Begin the World Over is a counterfactual novel about the Founders’ greatest fear—that Black and Indigenous people might join forces to undo the newly formed United States of America—coming true.
In 1793, as revolutionaries in the West Indies take up arms, James Hemings has little interest in joining the fight for liberté—talented and favored, he is careful to protect his relative comforts as Thomas Jefferson’s enslaved chef. But when he meets Denmark Vesey, James is immediately smitten. The formidable first mate persuades James to board his ship, on its way to the revolt in Saint-Domingue. There and on the mainland they join forces with a diverse cast of characters, including a gender nonconforming prophetess, a formerly enslaved jockey, and a Muskogee horse trader. The resulting adventure masterfully mixes real historical figures and events with a riotous retelling of a possible history in which James must decide whether to return to his constrained but composed former life, or join the coalition of Black revolutionaries and Muskogee resistance to fight the American slavers and settlers.
I RECEIVED A DRC FROM THE PUBLISHER VIA EDELWEISS+. THANK YOU.
My Review: Counterfactual histories like this are my meat and drink in reading life. I love to see well-informed authors play with little things that, had they not happened in *exactly* the way they did, would have resulted in a completely different world than the one we live in. There is, of course, an element of wish fulfillment in this for me. And not just in modern times.
The ways and means of colonial oppression are alive and well in Anglophone literature, French literature...all the colonists' languages...as we can see by the marginalization of works by and about nonwhite peoples around the globe.
Literally everything that went wrong in the wars of Haitian, and Jamaican, liberation went right in this book; and that was sooo satisfying to this reader who find the smugness of US exceptionalism grating. On and on, the litany of "they won" rings its victory bells in my ears and my smiles of pleasure keep getting wider as, on reflection, I contemplate an alternative universe where this is history, not alternative history.
For reasons I'll never really understand, magical realism must be in any alternative history novel. I don't like it but it's going to be there, so be ready for that.
The part of the story where we see same-sex couples and coupling being accepted and acceptable is, for me, the best bit of the book. James Hemings, Jefferson's factual Paris-trained enslaved chef, is here a queer gentleman who provides an important central PoV, and that inclusion means that a LOT of attention is paid to food, and the eating of same, in groups and alone. Our trans and genderqueer siblings are well-represented in indigenous and enslaved quarters. This is something I truly can't praise the author for highly enough, the simple, matter-of-fact inclusion of people that the QUILTBAG community of today does far too little to include and celebrate. What's a harder sell, I think, to most people is that the revolution isn't bloodless and that's very much center stage for good swaths of the story. I am routinely appalled by the violence that many slaveowners enacted on their slaves' bodies. It isn't *better* when they, in their turn, enact that violence on their enslavers...it just reminds me that there are no truly good humans.
Starting our journey with James's PoV and then broadening the scope to include many others' PoVs was, I can see, a necessary way to get this story told.
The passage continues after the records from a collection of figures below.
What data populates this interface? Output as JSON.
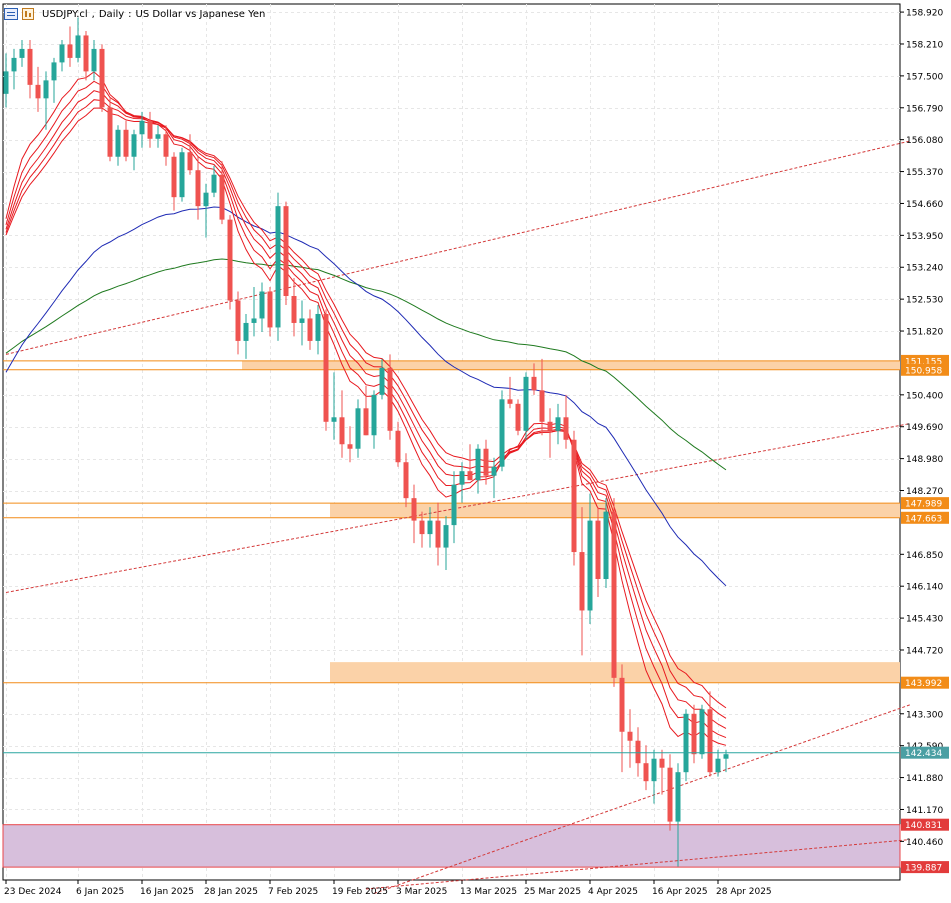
{
  "header": {
    "symbol": "USDJPY.cl",
    "timeframe": "Daily",
    "description": "US Dollar vs Japanese Yen"
  },
  "colors": {
    "background": "#ffffff",
    "grid": "#e6e6e6",
    "bull_candle": "#26a69a",
    "bear_candle": "#ef5350",
    "ribbon": "#e8191f",
    "ma_blue": "#1e2ab4",
    "ma_green": "#1f7a1f",
    "zone_fill": "#fbd2a8",
    "zone_line": "#f28c18",
    "support_fill": "#d7bfdc",
    "support_line": "#e8464a",
    "channel": "#d43a3a",
    "price_line": "#2aa6a0",
    "label_orange": "#f28c18",
    "label_red": "#e23b3b",
    "label_teal": "#4a9fa3"
  },
  "chart_data": {
    "type": "candlestick",
    "title": "USDJPY.cl, Daily: US Dollar vs Japanese Yen",
    "ylim": [
      139.6,
      159.1
    ],
    "y_ticks": [
      "158.920",
      "158.210",
      "157.500",
      "156.790",
      "156.080",
      "155.370",
      "154.660",
      "153.950",
      "153.240",
      "152.530",
      "151.820",
      "150.400",
      "149.690",
      "148.980",
      "148.270",
      "146.850",
      "146.140",
      "145.430",
      "144.720",
      "143.300",
      "142.590",
      "141.880",
      "141.170",
      "140.460"
    ],
    "x_labels": [
      "23 Dec 2024",
      "6 Jan 2025",
      "16 Jan 2025",
      "28 Jan 2025",
      "7 Feb 2025",
      "19 Feb 2025",
      "3 Mar 2025",
      "13 Mar 2025",
      "25 Mar 2025",
      "4 Apr 2025",
      "16 Apr 2025",
      "28 Apr 2025"
    ],
    "x_label_index": [
      0,
      9,
      17,
      25,
      33,
      41,
      49,
      57,
      65,
      73,
      81,
      89
    ],
    "candles": [
      [
        157.1,
        158.0,
        156.8,
        157.6
      ],
      [
        157.6,
        158.1,
        157.2,
        157.9
      ],
      [
        157.9,
        158.3,
        157.7,
        158.1
      ],
      [
        158.1,
        158.3,
        157.0,
        157.3
      ],
      [
        157.3,
        157.7,
        156.7,
        157.0
      ],
      [
        157.0,
        157.6,
        156.3,
        157.4
      ],
      [
        157.4,
        157.9,
        156.9,
        157.8
      ],
      [
        157.8,
        158.3,
        157.6,
        158.2
      ],
      [
        158.2,
        158.6,
        157.7,
        157.9
      ],
      [
        157.9,
        158.8,
        157.8,
        158.4
      ],
      [
        158.4,
        158.5,
        157.4,
        157.6
      ],
      [
        157.6,
        158.3,
        157.4,
        158.1
      ],
      [
        158.1,
        158.2,
        156.7,
        156.8
      ],
      [
        156.8,
        157.0,
        155.6,
        155.7
      ],
      [
        155.7,
        156.4,
        155.5,
        156.3
      ],
      [
        156.3,
        156.5,
        155.6,
        155.7
      ],
      [
        155.7,
        156.3,
        155.4,
        156.2
      ],
      [
        156.2,
        156.7,
        155.9,
        156.5
      ],
      [
        156.5,
        156.7,
        155.9,
        156.1
      ],
      [
        156.1,
        156.4,
        155.9,
        156.2
      ],
      [
        156.2,
        156.4,
        155.5,
        155.7
      ],
      [
        155.7,
        155.8,
        154.5,
        154.8
      ],
      [
        154.8,
        155.9,
        154.7,
        155.8
      ],
      [
        155.8,
        156.2,
        155.3,
        155.4
      ],
      [
        155.4,
        155.7,
        154.3,
        154.6
      ],
      [
        154.6,
        155.1,
        153.9,
        154.9
      ],
      [
        154.9,
        155.5,
        154.8,
        155.3
      ],
      [
        155.3,
        155.6,
        154.2,
        154.3
      ],
      [
        154.3,
        154.4,
        152.3,
        152.5
      ],
      [
        152.5,
        152.7,
        151.3,
        151.6
      ],
      [
        151.6,
        152.2,
        151.2,
        152.0
      ],
      [
        152.0,
        152.8,
        151.7,
        152.1
      ],
      [
        152.1,
        152.9,
        151.8,
        152.7
      ],
      [
        152.7,
        152.8,
        151.7,
        151.9
      ],
      [
        151.9,
        154.9,
        151.6,
        154.6
      ],
      [
        154.6,
        154.7,
        152.4,
        152.6
      ],
      [
        152.6,
        153.0,
        151.7,
        152.0
      ],
      [
        152.0,
        152.5,
        151.5,
        152.1
      ],
      [
        152.1,
        152.3,
        151.4,
        151.6
      ],
      [
        151.6,
        152.4,
        151.3,
        152.2
      ],
      [
        152.2,
        152.3,
        149.6,
        149.8
      ],
      [
        149.8,
        150.9,
        149.4,
        149.9
      ],
      [
        149.9,
        150.5,
        149.0,
        149.3
      ],
      [
        149.3,
        149.7,
        148.9,
        149.2
      ],
      [
        149.2,
        150.3,
        149.0,
        150.1
      ],
      [
        150.1,
        150.6,
        149.5,
        149.5
      ],
      [
        149.5,
        150.5,
        149.2,
        150.4
      ],
      [
        150.4,
        151.2,
        150.3,
        151.0
      ],
      [
        151.0,
        151.3,
        149.4,
        149.6
      ],
      [
        149.6,
        149.8,
        148.8,
        148.9
      ],
      [
        148.9,
        149.1,
        147.9,
        148.1
      ],
      [
        148.1,
        148.4,
        147.1,
        147.6
      ],
      [
        147.6,
        147.8,
        147.0,
        147.3
      ],
      [
        147.3,
        147.9,
        147.0,
        147.6
      ],
      [
        147.6,
        148.0,
        146.6,
        147.0
      ],
      [
        147.0,
        147.7,
        146.5,
        147.5
      ],
      [
        147.5,
        148.7,
        147.1,
        148.4
      ],
      [
        148.4,
        148.9,
        148.0,
        148.7
      ],
      [
        148.7,
        149.3,
        148.5,
        148.5
      ],
      [
        148.5,
        149.3,
        148.2,
        149.2
      ],
      [
        149.2,
        149.4,
        148.4,
        148.6
      ],
      [
        148.6,
        149.0,
        148.1,
        148.8
      ],
      [
        148.8,
        150.5,
        148.7,
        150.3
      ],
      [
        150.3,
        150.8,
        150.1,
        150.2
      ],
      [
        150.2,
        150.3,
        149.5,
        149.6
      ],
      [
        149.6,
        150.9,
        149.4,
        150.8
      ],
      [
        150.8,
        151.1,
        150.4,
        150.5
      ],
      [
        150.5,
        151.2,
        149.5,
        149.8
      ],
      [
        149.8,
        150.1,
        149.0,
        149.6
      ],
      [
        149.6,
        150.2,
        149.3,
        149.9
      ],
      [
        149.9,
        150.4,
        149.2,
        149.4
      ],
      [
        149.4,
        149.6,
        146.6,
        146.9
      ],
      [
        146.9,
        147.9,
        144.6,
        145.6
      ],
      [
        145.6,
        148.2,
        145.3,
        147.6
      ],
      [
        147.6,
        147.9,
        145.9,
        146.3
      ],
      [
        146.3,
        148.1,
        146.1,
        147.8
      ],
      [
        147.8,
        148.1,
        143.9,
        144.1
      ],
      [
        144.1,
        144.4,
        142.0,
        142.9
      ],
      [
        142.9,
        143.4,
        142.1,
        142.7
      ],
      [
        142.7,
        143.0,
        141.9,
        142.2
      ],
      [
        142.2,
        142.6,
        141.6,
        141.8
      ],
      [
        141.8,
        142.5,
        141.3,
        142.3
      ],
      [
        142.3,
        142.5,
        141.5,
        142.1
      ],
      [
        142.1,
        142.4,
        140.7,
        140.9
      ],
      [
        140.9,
        142.2,
        139.9,
        142.0
      ],
      [
        142.0,
        143.4,
        141.8,
        143.3
      ],
      [
        143.3,
        143.5,
        142.2,
        142.4
      ],
      [
        142.4,
        143.5,
        142.3,
        143.4
      ],
      [
        143.4,
        143.8,
        141.9,
        142.0
      ],
      [
        142.0,
        142.5,
        141.9,
        142.3
      ],
      [
        142.3,
        142.5,
        142.0,
        142.4
      ]
    ],
    "zones": [
      {
        "top": 151.155,
        "bottom": 150.958,
        "label_top": "151.155",
        "label_bottom": "150.958",
        "from_index": 30
      },
      {
        "top": 147.989,
        "bottom": 147.663,
        "label_top": "147.989",
        "label_bottom": "147.663",
        "from_index": 41
      },
      {
        "top": 144.45,
        "bottom": 143.992,
        "label_top": "",
        "label_bottom": "143.992",
        "from_index": 41
      }
    ],
    "support_zone": {
      "top": 140.831,
      "bottom": 139.887,
      "label_top": "140.831",
      "label_bottom": "139.887"
    },
    "current_price": "142.434",
    "grid": true,
    "legend": "none"
  }
}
I will note that it felt frustrating because James won me over so completely that I wanted to return to him like a homing pigeon. That broadening does allow for more representation at the expense of depth of characterization. Part of the point of this particular story, as I see it, is to take the reader outside the usual and customary colonial hegemonic individualistic mode of storytelling. We're presented with an organic polyphony of PoVs. It pays to have that need in the reader's mind to get them into the spirit of the rebellion and its aims.
A read I strongly urge on you to understand and perhaps even align with the revolution so eagerly sought by young people and its aims. Younger readers, take heart! You're seen. Your concerns for liberation and justice aren't invisible.